Double-sided van der Waals epitaxy of topological insulators across an atomically thin membrane

Abstract

Atomically thin van der Waals (vdW) films provide a material platform for the epitaxial growth of quantum heterostructures. However, unlike the remote epitaxial growth of three-dimensional bulk crystals, the growth of two-dimensional material heterostructures across atomic layers has been limited due to the weak vdW interaction. Here we report the double-sided epitaxy of vdW layered materials through atomic membranes.
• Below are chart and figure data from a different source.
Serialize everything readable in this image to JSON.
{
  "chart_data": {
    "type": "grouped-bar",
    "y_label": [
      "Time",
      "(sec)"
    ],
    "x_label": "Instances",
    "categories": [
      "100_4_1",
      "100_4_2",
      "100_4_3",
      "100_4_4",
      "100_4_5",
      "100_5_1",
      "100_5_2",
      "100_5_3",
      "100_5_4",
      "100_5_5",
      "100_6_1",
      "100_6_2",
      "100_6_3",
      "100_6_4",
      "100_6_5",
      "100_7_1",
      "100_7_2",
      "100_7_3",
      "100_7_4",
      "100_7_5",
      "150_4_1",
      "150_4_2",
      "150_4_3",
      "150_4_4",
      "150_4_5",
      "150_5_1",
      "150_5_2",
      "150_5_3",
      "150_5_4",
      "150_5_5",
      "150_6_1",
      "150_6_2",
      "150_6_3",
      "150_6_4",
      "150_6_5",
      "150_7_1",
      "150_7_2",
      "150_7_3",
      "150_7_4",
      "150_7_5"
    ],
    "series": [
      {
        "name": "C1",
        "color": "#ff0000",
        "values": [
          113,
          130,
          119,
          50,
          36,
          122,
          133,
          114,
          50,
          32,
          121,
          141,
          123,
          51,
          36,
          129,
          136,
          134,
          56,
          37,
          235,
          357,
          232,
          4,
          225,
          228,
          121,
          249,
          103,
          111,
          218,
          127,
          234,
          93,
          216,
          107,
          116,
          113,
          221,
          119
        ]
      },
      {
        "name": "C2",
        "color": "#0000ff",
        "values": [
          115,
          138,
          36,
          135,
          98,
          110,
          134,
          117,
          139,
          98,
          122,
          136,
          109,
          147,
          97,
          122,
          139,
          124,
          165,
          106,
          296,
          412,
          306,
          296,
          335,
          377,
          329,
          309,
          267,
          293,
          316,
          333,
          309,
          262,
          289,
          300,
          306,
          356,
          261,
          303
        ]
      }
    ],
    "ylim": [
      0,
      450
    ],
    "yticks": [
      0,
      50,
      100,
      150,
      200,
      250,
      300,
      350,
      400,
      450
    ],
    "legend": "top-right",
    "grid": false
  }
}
We grow vdW topological insulators Sb2Te3 and Bi2Se3 by molecular-beam epitaxy on both surfaces of atomically thin graphene or hexagonal boron nitride, which serve as suspended two-dimensional vdW substrate layers. Both homo- and hetero-double-sided vdW topological insulator tunnel junctions are fabricated, with the atomically thin hexagonal boron nitride acting as a crystal-momentum-conserving tunnelling barrier with abrupt and epitaxial interfaces. By performing field-angle-dependent magneto-tunnelling spectroscopy on these devices, we reveal the energy–momentum–spin resonance of massless Dirac electrons tunnelling between helical Landau levels developed in the topological surface states at the interfaces. Double-sided epitaxy of van der Waals materials through atomic membranes is demonstrated, enabling electrons to resonantly tunnel between aligned topological insulator surfaces with the conservation of energy, momentum and spin helicity.